TRIBUNAL CANTONAL
253
PE20.011834-LCT
CHAMBRE DES RECOURS PENALE
Arrêt du 11 avril 2023
Composition : Mme Byrde, présidente
Mme Fonjallaz et M. Perrot, juges Greffière : Mme Vuagniaux
Art. 29 al. 2 Cst. ; 3 al. 1 let. c, 196, 197 al. 1 et 263 al. 1 CPP
Statuant sur le recours interjeté le 15 décembre 2022 par Y.________ contre l’ordonnance rendue le 29 novembre 2022 par le Ministère public de l’arrondissement de Lausanne dans la cause no PE20.011834-LCT, la Chambre des recours pénale considère :
En fait :
A. Le 21 juillet 2020, le Ministère public de l’arrondissement de Lausanne (ci-après : Ministère public) a ouvert une instruction pénale contre inconnu pour avoir fabriqué, transformé, mis en circulation ou vendu une [...] contrefaite. Le 28 novembre 2022, le Ministère public a ouvert une instruction pénale contre Y.________ pour être en possession respectivement être le propriétaire d’une [...] contrefaite.

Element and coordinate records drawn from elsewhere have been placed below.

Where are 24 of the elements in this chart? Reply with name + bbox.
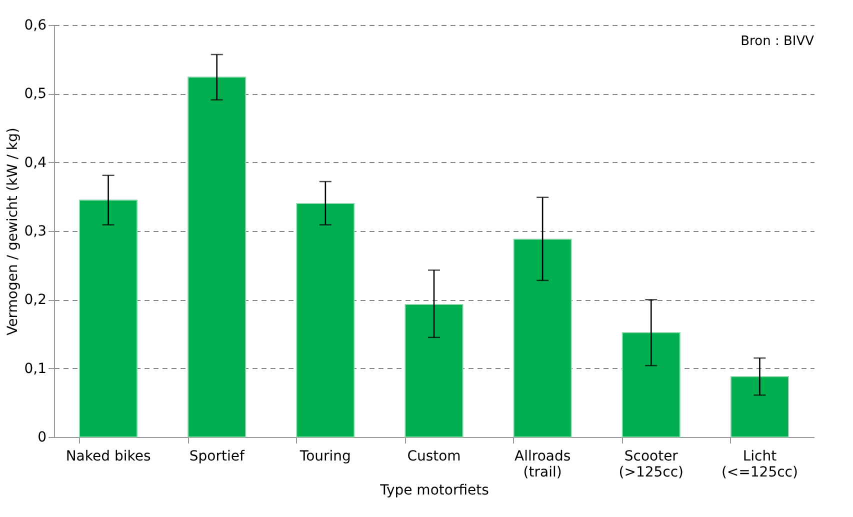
bar bbox=[730, 376, 789, 438]
bar bbox=[622, 332, 680, 438]
y-tick-label: 0 bbox=[38, 430, 46, 446]
bar bbox=[404, 304, 464, 438]
bar bbox=[79, 200, 138, 438]
y-axis-title: Vermogen / gewicht (kW / kg) bbox=[5, 128, 22, 336]
bar bbox=[513, 238, 572, 438]
x-tick-label: Custom bbox=[407, 448, 461, 464]
bar bbox=[296, 203, 355, 438]
y-tick-label: 0,6 bbox=[24, 18, 47, 34]
bar bbox=[188, 76, 246, 438]
x-tick-label: Scooter (>125cc) bbox=[618, 448, 684, 480]
annotation: Bron : BIVV bbox=[740, 34, 814, 49]
y-tick-label: 0,3 bbox=[24, 224, 46, 240]
x-tick-label: Touring bbox=[298, 448, 351, 464]
x-axis-title: Type motorfiets bbox=[379, 482, 489, 498]
y-tick-label: 0,4 bbox=[24, 154, 47, 171]
x-tick-label: Allroads (trail) bbox=[514, 448, 571, 480]
x-tick-label: Licht (<=125cc) bbox=[721, 448, 798, 480]
y-tick-label: 0,1 bbox=[24, 360, 46, 377]
y-tick-label: 0,2 bbox=[24, 292, 46, 308]
y-tick-label: 0,5 bbox=[24, 86, 46, 102]
x-tick-label: Naked bikes bbox=[66, 448, 151, 464]
x-tick-label: Sportief bbox=[189, 448, 246, 464]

Y.________ a été entendu le 17 décembre 2020 comme personne appelée à donner des renseignements.
B. Par ordonnance du 29 novembre 2022, le Ministère public a prononcé le séquestre de la [...], dont Y.________ était le détenteur.
L’état de fait de l’ordonnance était le suivant :
« Le véhicule [...], appartenant à Y., est suspecté d'être une contrefaçon dont la fabrication respectivement la transformation et la mise sur le marché notamment implique la commission de plusieurs infractions. Le 17 juillet 2020, le constructeur automobile J. [...], a déposé plainte contre inconnu à la suite de l'importation en Suisse d'une [...] contrefaite. En effet, une [...] construite en 1969 (valeur marchande potentielle de l'ordre de USD 200'000.-) aurait été modifiée en une [...] (véhicule fabriqué entre 1959 et 1963 à seulement 165 unités et valant une dizaine de millions d'euros). Selon RM Sotheby’s, ce véhicule a été acquis par D.________ le 27 novembre 2016 lors d'une vente aux enchères organisée par RM Sotheby’s dans le cadre de la collection « [...]» à [...] pour EUR 103’176.-. Selon le catalogue, il s'agissait alors d'une [...] bleu foncé dépourvue de moteur, dans un état général peu reluisant d'après les photographies. D.________ se serait acquitté du paiement d'un acompte de EUR 13176.-, puis du solde de EUR 90'000.- via son compte [...] auprès de [...]. Selon le permis de circulation [...], cette [...] a été inspectée le 1er août 2019 par les autorités [...] (pour sa nationalisation de l'étranger), puis immatriculée du 4 au 22 mai 2020 avec les plaques [...] au nom de D.. Le 20 mai 2020, depuis son compte [...] auprès de la Banque cantonale vaudoise, Y. a viré EUR 100'000.- sur le même compte bancaire au nom de D., en mentionnant comme communication « [...]». Selon une déclaration datée du 22 mai 2020, D. (code fiscal no [...]) a vendu cette voiture EUR 100'000.-, valeur marchande annoncée à la Douane suisse. Le transporteur [...] s'est chargé de l'acheminer, directement au domicile d’Y.________ à [...]. Dans le cadre d'une procédure douanière, Y.________ a produit une facture adressée à lui-même et datée du 15 juin 2018 pour un montant de EUR 35’000.-. Celle-ci atteste des travaux de transformation opérés sur cette voiture pour un montant de EUR 51'800.- (à déduire EUR 15’500.- la reprise de l'ancienne carrosserie [...]) par le carrossier (désormais décédé) »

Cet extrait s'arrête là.